Europa em alerta contra o antissemitismo
O ataque ocorre em um momento de tensão crescente na Europa, onde episódios de antissemitismo vêm aumentando desde a escalada do conflito no Oriente Médio. Amsterdã já foi palco de ataques contra torcedores israelenses em novembro de 2024, quando uma multidão cercou e agrediu cidadãos com bandeiras de Israel após uma partida de futebol — um episódio que chocou o mundo ocidental. O atentado desta madrugada demonstra que o ódio ao povo judeu na Europa não é isolado: é sistemático, e vem sendo alimentado por décadas de omissão das elites progressistas do continente.
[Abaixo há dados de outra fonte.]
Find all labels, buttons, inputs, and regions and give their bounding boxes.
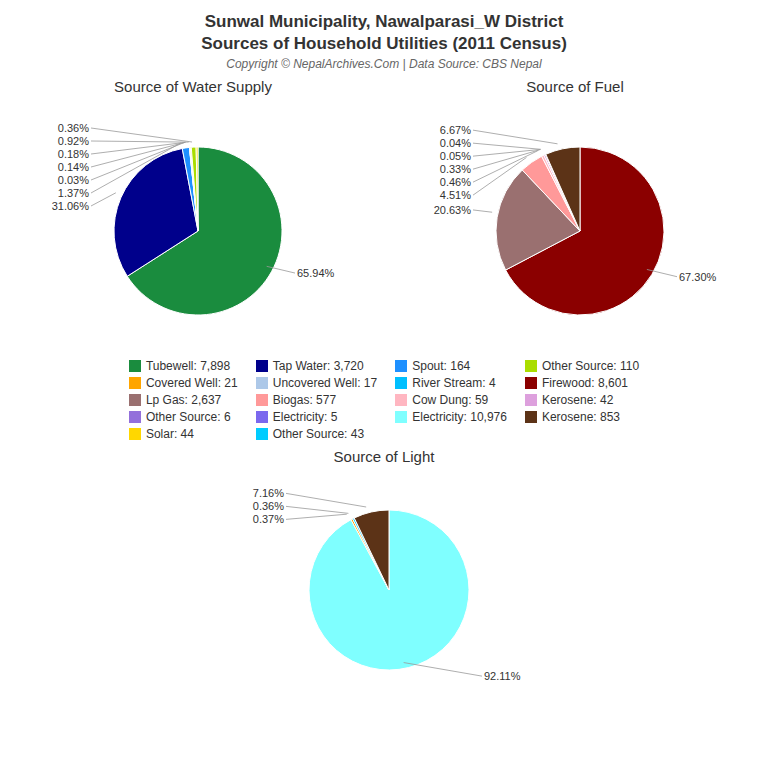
- svg-text:0.92%: 0.92%: [58, 135, 89, 147]
- svg-text:65.94%: 65.94%: [297, 267, 335, 279]
- svg-text:0.37%: 0.37%: [253, 513, 284, 525]
- svg-text:0.05%: 0.05%: [440, 150, 471, 162]
- html-text:Spout: 164: Spout: 164: [412, 359, 471, 373]
- html-text:Electricity: 10,976: Electricity: 10,976: [412, 410, 507, 424]
- svg-text:7.16%: 7.16%: [253, 487, 284, 499]
- html-text:Other Source: 110: Other Source: 110: [541, 359, 640, 373]
- html-text:Tap Water: 3,720: Tap Water: 3,720: [272, 359, 364, 373]
- html-text:Source of Fuel: Source of Fuel: [526, 78, 624, 95]
- html-text:Source of Light: Source of Light: [333, 448, 435, 465]
- svg-text:0.18%: 0.18%: [58, 148, 89, 160]
- html-text:Copyright © NepalArchives.Com: Copyright © NepalArchives.Com | Data Sou…: [226, 57, 542, 71]
- svg-text:0.03%: 0.03%: [58, 174, 89, 186]
- svg-text:1.37%: 1.37%: [58, 187, 89, 199]
- svg-text:6.67%: 6.67%: [440, 124, 471, 136]
- html-text:Other Source: 6: Other Source: 6: [145, 410, 231, 424]
- svg-text:0.04%: 0.04%: [440, 137, 471, 149]
- svg-text:92.11%: 92.11%: [484, 670, 521, 682]
- svg-text:20.63%: 20.63%: [434, 204, 472, 216]
- html-text:River Stream: 4: River Stream: 4: [412, 376, 496, 390]
- svg-text:0.33%: 0.33%: [440, 163, 471, 175]
- html-text:Solar: 44: Solar: 44: [145, 427, 194, 441]
- svg-text:4.51%: 4.51%: [440, 189, 471, 201]
- html-text:Electricity: 5: Electricity: 5: [272, 410, 338, 424]
- html-text:Tubewell: 7,898: Tubewell: 7,898: [145, 359, 231, 373]
- svg-text:31.06%: 31.06%: [52, 200, 90, 212]
- svg-text:0.14%: 0.14%: [58, 161, 89, 173]
- svg-text:0.36%: 0.36%: [253, 500, 284, 512]
- html-text:Sunwal Municipality, Nawalpara: Sunwal Municipality, Nawalparasi_W Distr…: [204, 12, 564, 31]
- html-text:Other Source: 43: Other Source: 43: [272, 427, 365, 441]
- html-text:Firewood: 8,601: Firewood: 8,601: [541, 376, 628, 390]
- html-text:Kerosene: 853: Kerosene: 853: [541, 410, 620, 424]
- html-text:Kerosene: 42: Kerosene: 42: [541, 393, 614, 407]
- html-text:Sources of Household Utilities: Sources of Household Utilities (2011 Cen…: [201, 34, 567, 53]
- html-text:Covered Well: 21: Covered Well: 21: [145, 376, 238, 390]
- html-text:Source of Water Supply: Source of Water Supply: [114, 78, 272, 95]
- svg-text:0.46%: 0.46%: [440, 176, 471, 188]
- html-text:Uncovered Well: 17: Uncovered Well: 17: [272, 376, 378, 390]
- html-text:Biogas: 577: Biogas: 577: [272, 393, 337, 407]
- html-text:Lp Gas: 2,637: Lp Gas: 2,637: [145, 393, 222, 407]
- svg-text:67.30%: 67.30%: [679, 271, 717, 283]
- html-text:Cow Dung: 59: Cow Dung: 59: [412, 393, 489, 407]
- svg-text:0.36%: 0.36%: [58, 122, 89, 134]
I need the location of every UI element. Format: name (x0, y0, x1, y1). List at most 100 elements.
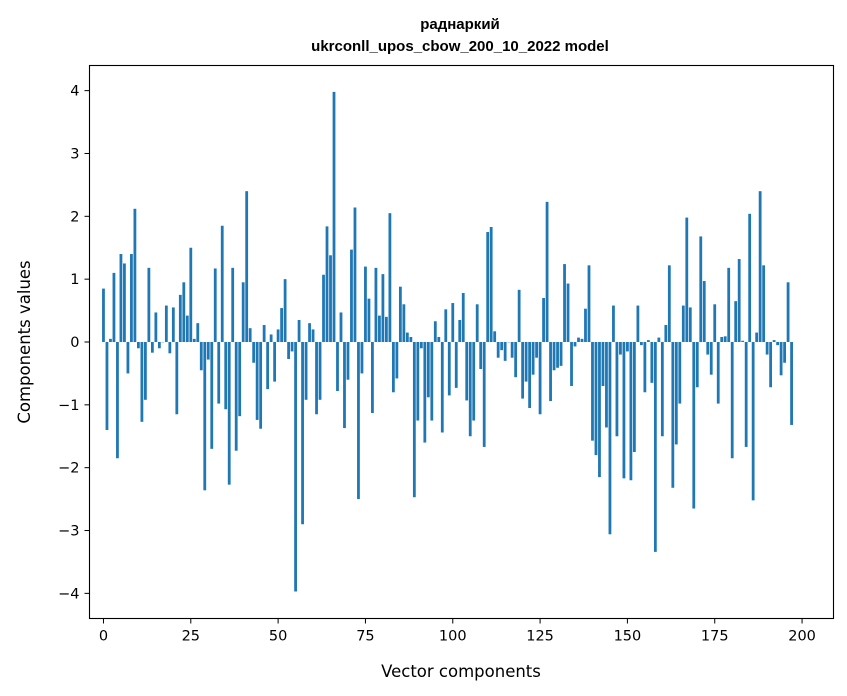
bar-105 (468, 342, 472, 437)
bar-174 (709, 342, 713, 375)
bar-29 (203, 342, 207, 491)
bar-91 (419, 342, 423, 349)
y-tick-label-0: 0 (70, 335, 79, 351)
bar-125 (538, 342, 542, 415)
bar-60 (311, 329, 315, 342)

Macron pede negociações — mas o terror continua
Neste mesmo dia, o presidente francês Emmanuel Macron se ofereceu para mediar negociações entre Israel e Líbano em Paris, buscando um cessar-fogo “duradouro”. O mundo ocidental, porém, precisa entender que diplomacia sem segurança é ilusão. Enquanto escolas judaicas são bombardeadas na Europa e milícias financiadas pelo Irã atacam bases americanas no Iraque, a paz negociada à mesa só será possível com pressão militar real — exatamente o que Trump tem feito. Israel e seus aliados continuam na linha de frente da defesa da civilização ocidental.